Patrice Chéreau, flamme et enfumages...
Il faut le bousculer de son piédestal pour laisser la tristesse faire son travail. Patrice Chéreau, dont Libération s'est empressé d'annoncer la mort ce soir alors qu'elle devait être officiellement rendue publique ce mardi, incarnait d'abord un pouvoir culturel. On n'ose plus dire "idéologie dominante" tant le mot a été enterré avec la vulgate qui va avec, et pourtant c'est bien du haut de son magistère que le metteur en scène de théâtre, d'opéra et de cinéma sermonna, un jour d'été 2003, les intermittents du spectacle qui faisaient trop de bruit à Avignon.
On le retrouva toujours au chevet des pouvoirs en place plus récemment (avec sa copine Ariane Mnouchkine), lorsque des têtes tombèrent en série dans les centres dramatiques nationaux au nom du renouvellement et de la parité. Concernant le vibrant interprète de Camille Desmoulins dans le "Danton" de Wajda, cet appui prêté aux guillotinades d'Aurélie Filippetti laissa quelque peu rêveur. On ne se laissait guère plus attendrir, il faut bien l'admettre, par la frénésie de mise en scène qui lui apporta un certain succès sur grand écran. "Ceux qui m'aiment prendront le train" nous laissa sur le quai. Et ne parlons pas de "La Reine Margot" ! C'est un autre Patrice Chéreau qui nous manque, ce soir...

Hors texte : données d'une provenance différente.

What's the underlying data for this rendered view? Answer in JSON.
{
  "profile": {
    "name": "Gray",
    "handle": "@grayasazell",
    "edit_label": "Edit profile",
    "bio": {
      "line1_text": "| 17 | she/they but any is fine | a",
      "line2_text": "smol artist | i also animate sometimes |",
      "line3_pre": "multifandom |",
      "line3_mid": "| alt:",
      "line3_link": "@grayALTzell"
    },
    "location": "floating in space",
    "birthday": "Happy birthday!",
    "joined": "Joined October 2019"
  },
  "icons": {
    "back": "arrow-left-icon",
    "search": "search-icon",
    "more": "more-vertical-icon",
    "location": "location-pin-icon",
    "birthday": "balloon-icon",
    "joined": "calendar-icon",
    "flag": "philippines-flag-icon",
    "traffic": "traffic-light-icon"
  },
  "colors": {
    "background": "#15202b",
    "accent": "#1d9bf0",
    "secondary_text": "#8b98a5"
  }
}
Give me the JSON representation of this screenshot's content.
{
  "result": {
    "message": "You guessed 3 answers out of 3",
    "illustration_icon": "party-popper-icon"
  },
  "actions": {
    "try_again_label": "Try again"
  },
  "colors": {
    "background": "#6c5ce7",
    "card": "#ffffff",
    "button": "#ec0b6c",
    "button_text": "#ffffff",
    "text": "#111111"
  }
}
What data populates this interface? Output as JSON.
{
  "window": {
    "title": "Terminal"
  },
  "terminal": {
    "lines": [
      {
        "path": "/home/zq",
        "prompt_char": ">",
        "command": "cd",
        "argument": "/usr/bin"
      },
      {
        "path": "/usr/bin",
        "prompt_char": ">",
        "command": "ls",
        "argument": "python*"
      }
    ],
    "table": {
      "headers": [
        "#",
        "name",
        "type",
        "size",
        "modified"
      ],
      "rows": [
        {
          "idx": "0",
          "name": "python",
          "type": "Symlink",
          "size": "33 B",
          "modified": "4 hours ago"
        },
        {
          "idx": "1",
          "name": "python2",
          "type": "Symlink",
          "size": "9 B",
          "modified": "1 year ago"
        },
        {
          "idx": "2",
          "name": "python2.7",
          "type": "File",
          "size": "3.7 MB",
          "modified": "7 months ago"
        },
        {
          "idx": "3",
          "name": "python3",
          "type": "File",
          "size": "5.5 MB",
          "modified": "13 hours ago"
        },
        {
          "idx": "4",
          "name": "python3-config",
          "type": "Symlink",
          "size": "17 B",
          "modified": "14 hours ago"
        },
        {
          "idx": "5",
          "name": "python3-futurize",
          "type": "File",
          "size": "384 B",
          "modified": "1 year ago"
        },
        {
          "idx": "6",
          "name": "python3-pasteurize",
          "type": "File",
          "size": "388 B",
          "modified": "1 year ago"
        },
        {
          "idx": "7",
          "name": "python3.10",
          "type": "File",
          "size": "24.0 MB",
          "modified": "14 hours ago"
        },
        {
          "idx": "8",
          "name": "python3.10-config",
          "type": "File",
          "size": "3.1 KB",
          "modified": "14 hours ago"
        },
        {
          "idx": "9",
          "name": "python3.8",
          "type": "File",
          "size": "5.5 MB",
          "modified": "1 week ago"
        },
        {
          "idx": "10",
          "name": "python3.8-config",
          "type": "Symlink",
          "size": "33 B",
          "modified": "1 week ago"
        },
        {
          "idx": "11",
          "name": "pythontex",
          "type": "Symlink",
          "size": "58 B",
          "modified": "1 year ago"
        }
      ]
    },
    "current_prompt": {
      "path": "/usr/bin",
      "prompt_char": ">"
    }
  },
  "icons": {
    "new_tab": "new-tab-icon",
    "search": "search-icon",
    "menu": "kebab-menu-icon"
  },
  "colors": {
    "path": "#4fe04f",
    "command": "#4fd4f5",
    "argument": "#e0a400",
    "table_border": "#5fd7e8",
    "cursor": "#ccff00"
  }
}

Celui qui nous manque sculpte des corps entremêlés dans "Intimité". Il fait dire à Kerry Fox, qui n'est que présence charnelle au-delà-même de tout sex-appel, "J'ai rencontré un homme. Pas comme moi. Je me disperse. Lui, il sait ce qu'il fait"... Le Chéreau qui nous manque creuse ce qu'il y a de plus âpre dans les soubassements du coeur, offrant en 1983, avec "L'Homme Blessé", une représentation de l'homosexualité à jamais inscrite dans l'ADN du cinéma français. Il retravaille la même thématique autrement, quelques 20 ans plus tard, encore sous l'emprise des années Sida, avec une oeuvre d'une douceur, d'une sobriété et d'une cruauté qui ne font même pas obstacle à la sérénité qui embrase les dernières minutes du film: "Son Frère", autre sommet dans l'oeuvre de Patrice Chéreau.

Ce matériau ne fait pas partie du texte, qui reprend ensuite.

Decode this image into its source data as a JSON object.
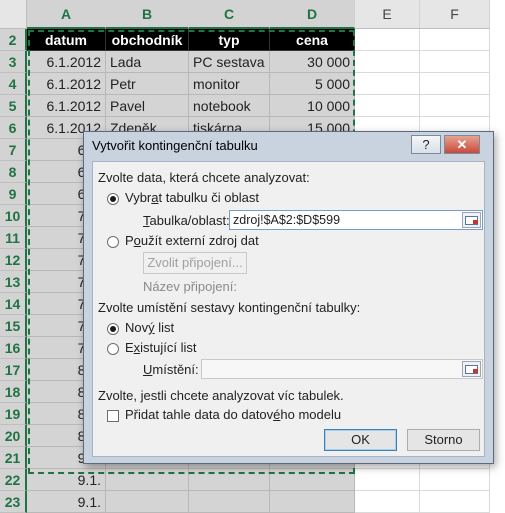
{
  "sheet": {
    "columns": [
      "A",
      "B",
      "C",
      "D",
      "E",
      "F"
    ],
    "rows": [
      "2",
      "3",
      "4",
      "5",
      "6",
      "7",
      "8",
      "9",
      "10",
      "11",
      "12",
      "13",
      "14",
      "15",
      "16",
      "17",
      "18",
      "19",
      "20",
      "21",
      "22",
      "23"
    ],
    "header": [
      "datum",
      "obchodník",
      "typ",
      "cena"
    ],
    "data": [
      [
        "6.1.2012",
        "Lada",
        "PC sestava",
        "30 000"
      ],
      [
        "6.1.2012",
        "Petr",
        "monitor",
        "5 000"
      ],
      [
        "6.1.2012",
        "Pavel",
        "notebook",
        "10 000"
      ],
      [
        "6.1.2012",
        "Zdeněk",
        "tiskárna",
        "15 000"
      ],
      [
        "6.1.",
        "",
        "",
        ""
      ],
      [
        "6.1.",
        "",
        "",
        ""
      ],
      [
        "6.1.",
        "",
        "",
        ""
      ],
      [
        "7.1.",
        "",
        "",
        ""
      ],
      [
        "7.1.",
        "",
        "",
        ""
      ],
      [
        "7.1.",
        "",
        "",
        ""
      ],
      [
        "7.1.",
        "",
        "",
        ""
      ],
      [
        "7.1.",
        "",
        "",
        ""
      ],
      [
        "7.1.",
        "",
        "",
        ""
      ],
      [
        "7.1.",
        "",
        "",
        ""
      ],
      [
        "8.1.",
        "",
        "",
        ""
      ],
      [
        "8.1.",
        "",
        "",
        ""
      ],
      [
        "8.1.",
        "",
        "",
        ""
      ],
      [
        "8.1.",
        "",
        "",
        ""
      ],
      [
        "9.1.",
        "",
        "",
        ""
      ],
      [
        "9.1.",
        "",
        "",
        ""
      ],
      [
        "9.1.",
        "",
        "",
        ""
      ]
    ]
  },
  "dialog": {
    "title": "Vytvořit kontingenční tabulku",
    "help_label": "?",
    "close_label": "✕",
    "section1": "Zvolte data, která chcete analyzovat:",
    "opt_select_pre": "Vybr",
    "opt_select_u": "a",
    "opt_select_post": "t tabulku či oblast",
    "table_label_pre": "",
    "table_label_u": "T",
    "table_label_post": "abulka/oblast:",
    "table_value": "zdroj!$A$2:$D$599",
    "opt_external_pre": "P",
    "opt_external_u": "o",
    "opt_external_post": "užít externí zdroj dat",
    "choose_connection": "Zvolit připojení...",
    "connection_name": "Název připojení:",
    "section2": "Zvolte umístění sestavy kontingenční tabulky:",
    "opt_new_pre": "Nov",
    "opt_new_u": "ý",
    "opt_new_post": " list",
    "opt_existing_pre": "E",
    "opt_existing_u": "x",
    "opt_existing_post": "istující list",
    "location_label_pre": "",
    "location_label_u": "U",
    "location_label_post": "místění:",
    "location_value": "",
    "section3": "Zvolte, jestli chcete analyzovat víc tabulek.",
    "add_model_pre": "Přidat tahle data do datov",
    "add_model_u": "é",
    "add_model_post": "ho modelu",
    "ok": "OK",
    "cancel": "Storno"
  },
  "colors": {
    "accent": "#217346",
    "dialog_frame": "#c9d3df",
    "selected_cells": "#d4d4d4"
  }
}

Et puis il y eut le Chéreau qu'on nous raconta... Celui qui redessine complètement l'espace scénique, dans les années 70 et 80, avec des pièces où il donne libre cours à sa fantasmagorie expressionniste et à sa vision d'un théâtre-monde. Il en restera, paradoxalement, un dépouillement pictural de toute beauté quand nous serons à notre tour admis à son école du regard dans le hangar bi-frontal des ateliers Berthier où Dominique Blanc incarne Phèdre... Cela devait pourtant être autre chose, quelques décennies plus tôt, que ce Peer Gynt au milieu des ombres transfiguré par Gérard Desarthe sur la scène du Théâtre de la Ville... Et de la même manière qu'on aurait aimé être une souris remontant le temps pour contempler dans l'après-guerre Jean-Louis Barrault et Edwige Feuillère dans "Partage de Midi", quel bonheur cela aurait été que d'être assis dans les gradins des Amandiers, à Nanterre, en février 1983, pour voir Michel Piccoli, Philippe Léotard et Myriam Boyer débouler sur l'air du "Caravan" de Duke Ellington dans la célèbre pièce de Bernard-Marie Koltès, "Combat de nègre et de chiens"...
Maelstrom visionnaire sur scène, alchimie feutrée des corps et des sentiments à l'écran... Patrice Chéreau avait la flamme des grands créateurs. Quand elle n'enfumait pas certains de ses discours, nul doute qu'on s'y consumait avec fièvre.